Ont été entendus au cours de l'audience publique :
- le rapport de M. D... ;
- et les observations de Me Bouyadou, représentant M. E....
Considérant ce qui suit :
1. Les requêtes n° 21MA0214126 et n° 21MA04127 présentées par le préfet des Bouches-du-Rhône sont relatives à un même jugement et ont fait l'objet d'une instruction commune. Il y a lieu de les joindre pour statuer par un seul arrêt.
2. Par arrêté du 30 septembre 2021, le préfet des Bouches-du-Rhône a fait obligation à M. E..., ressortissant égyptien, de quitter le territoire français sans délai, a fixé le pays de destination de la mesure d'éloignement, a pris à son encontre une interdiction de retour sur le territoire français pour une durée de deux ans et l'a inscrit dans le système d'information Schengen. Par jugement n° 2108572 du 6 octobre 2021, dont le préfet des Bouches-du-Rhône relève appel, le tribunal administratif de Marseille a annulé l'arrêté du 30 septembre 2021.
Sur le bien-fondé du jugement :
3. Aux termes de l'article 8 de la convention européenne de sauvegarde des droits de l'homme et des libertés fondamentales : " 1. Toute personne a droit au respect de sa vie privée et familiale, de son domicile et de sa correspondance. / 2. Il ne peut y avoir ingérence d'une autorité publique dans l'exercice de ce droit que pour autant que cette ingérence est prévue par la loi et qu'elle constitue une mesure qui, dans une société démocratique, est nécessaire à la sécurité nationale, à la sûreté publique, au bien-être économique du pays, à la défense de l'ordre et à la prévention des infractions pénales, à la protection de la santé ou de la morale, ou à la protection des droits et libertés d'autrui. ".
4. Il ressort des pièces du dossier que M. E... a épousé à Marseille le 12 août 2017 Mme A... B..., ressortissante française.
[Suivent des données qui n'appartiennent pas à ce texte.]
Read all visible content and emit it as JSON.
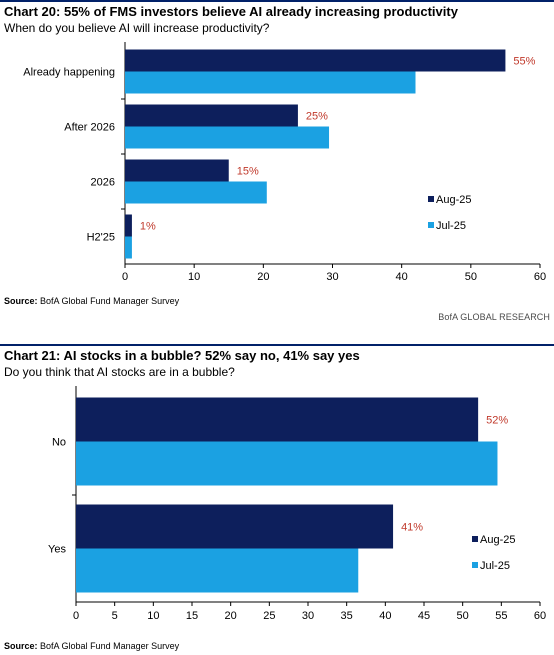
{
  "colors": {
    "aug": "#0d1f5c",
    "jul": "#1ba1e2",
    "label": "#c0392b",
    "axis": "#000000"
  },
  "chart_data": [
    {
      "type": "bar",
      "orientation": "horizontal",
      "title": "Chart 20: 55% of FMS investors believe AI already increasing productivity",
      "subtitle": "When do you believe AI will increase productivity?",
      "categories": [
        "Already happening",
        "After 2026",
        "2026",
        "H2'25"
      ],
      "series": [
        {
          "name": "Aug-25",
          "values": [
            55,
            25,
            15,
            1
          ]
        },
        {
          "name": "Jul-25",
          "values": [
            42,
            29.5,
            20.5,
            1
          ]
        }
      ],
      "data_labels": [
        "55%",
        "25%",
        "15%",
        "1%"
      ],
      "xlim": [
        0,
        60
      ],
      "xticks": [
        "0",
        "10",
        "20",
        "30",
        "40",
        "50",
        "60"
      ],
      "legend_position": "right",
      "source": "BofA Global Fund Manager Survey",
      "source_label": "Source:",
      "brand": "BofA GLOBAL RESEARCH"
    },
    {
      "type": "bar",
      "orientation": "horizontal",
      "title": "Chart 21: AI stocks in a bubble? 52% say no, 41% say yes",
      "subtitle": "Do you think that AI stocks are in a bubble?",
      "categories": [
        "No",
        "Yes"
      ],
      "series": [
        {
          "name": "Aug-25",
          "values": [
            52,
            41
          ]
        },
        {
          "name": "Jul-25",
          "values": [
            54.5,
            36.5
          ]
        }
      ],
      "data_labels": [
        "52%",
        "41%"
      ],
      "xlim": [
        0,
        60
      ],
      "xticks": [
        "0",
        "5",
        "10",
        "15",
        "20",
        "25",
        "30",
        "35",
        "40",
        "45",
        "50",
        "55",
        "60"
      ],
      "legend_position": "right",
      "source": "BofA Global Fund Manager Survey",
      "source_label": "Source:"
    }
  ]
}
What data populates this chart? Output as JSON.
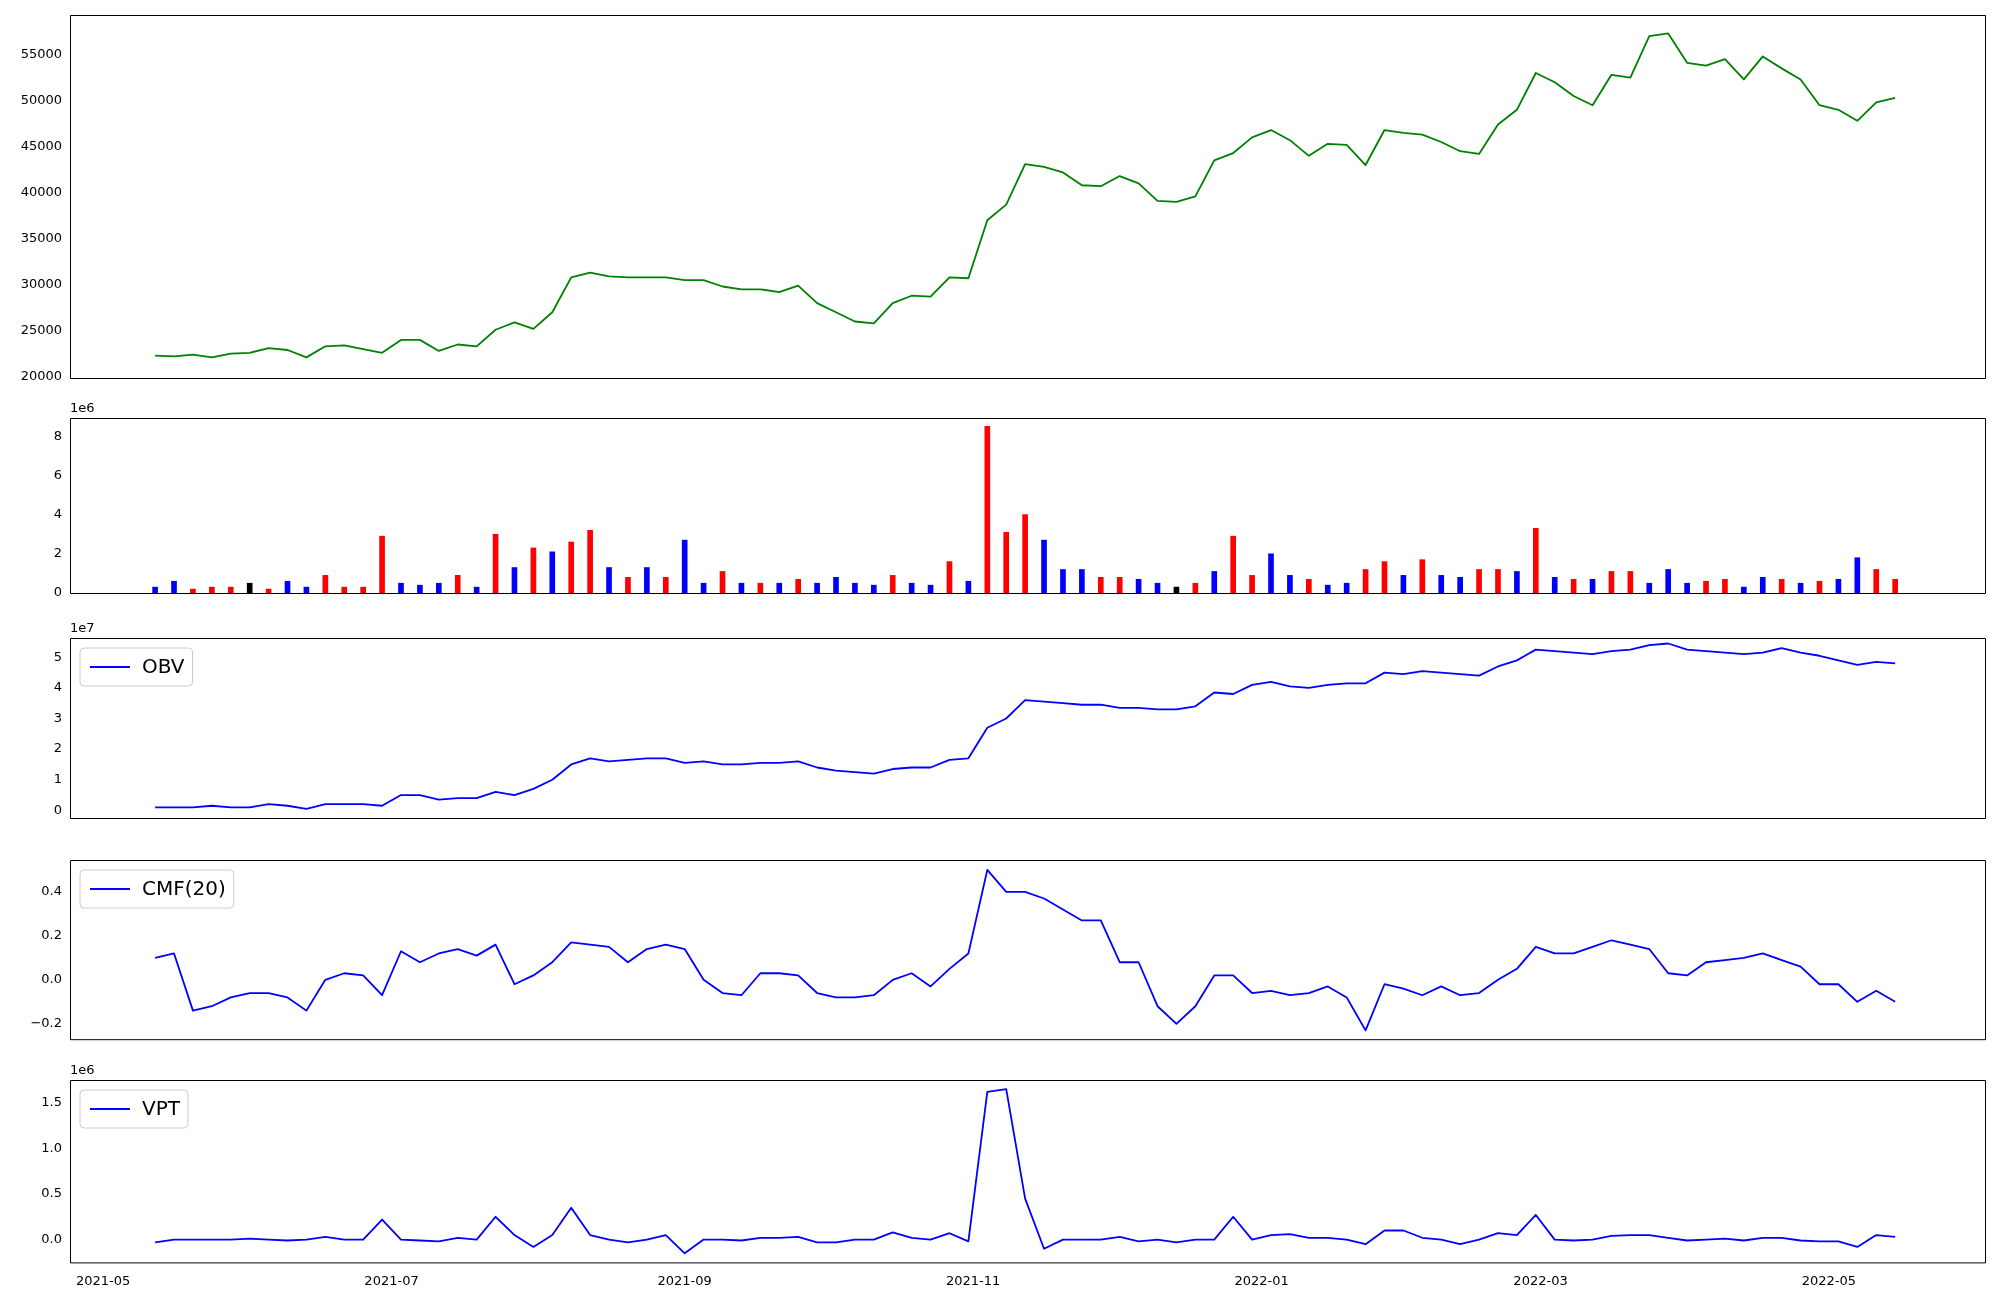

Les intéressés ont souscrit en commun un contrat de location et un contrat d'assurance habitation en avril 2017 pour un appartement situé 29 boulevard Alphonse Allais à Marseille. Ils ont également conclu ensemble le 31 août 2021 un contrat d'habitation pour un logement situé 27 boulevard Claire à Marseille. Ils ont déclaré une adresse commune aux services fiscaux et à la caisse d'allocation familiales qui leur a délivré des prestations notamment en juillet 2021. Le requérant justifie à la date de l'arrêté en litige portant obligation de quitter le territoire français sans délai et interdiction de retour d'une union et d'une communauté de vie avec une ressortissante française depuis plus de quatre années. Dans les circonstances de l'espèce, M. E... établit voir fixé en France le centre de ses intérêts privés et familiaux. En lui faisant obligation de quitter le territoire français sans délai et en lui faisant interdiction de retour sur le territoire français, le préfet des Bouches-du-Rhône a porté une atteinte disproportionnée au droit de M. E... au respect de sa vie privée et familiale et méconnu les stipulations de l'article 8 de la convention européenne de sauvegarde des droits de l'homme et des libertés fondamentales.
6. Il résulte de ce qui précède que le préfet des Bouches-du-Rhône n'est pas fondé à soutenir que c'est à tort que, par le jugement attaqué, le tribunal administratif de Marseille a annulé l'arrêté du 30 septembre 2021.
Sur les conclusions aux fins de sursis à exécution :
7. Dès lors qu'elle se prononce sur les conclusions du préfet des Bouches-du-Rhône tendant à l'annulation du jugement contesté, il n'y a pas lieu pour la Cour de statuer sur les conclusions tendant à ce qu'il soit sursis à l'exécution de ce jugement.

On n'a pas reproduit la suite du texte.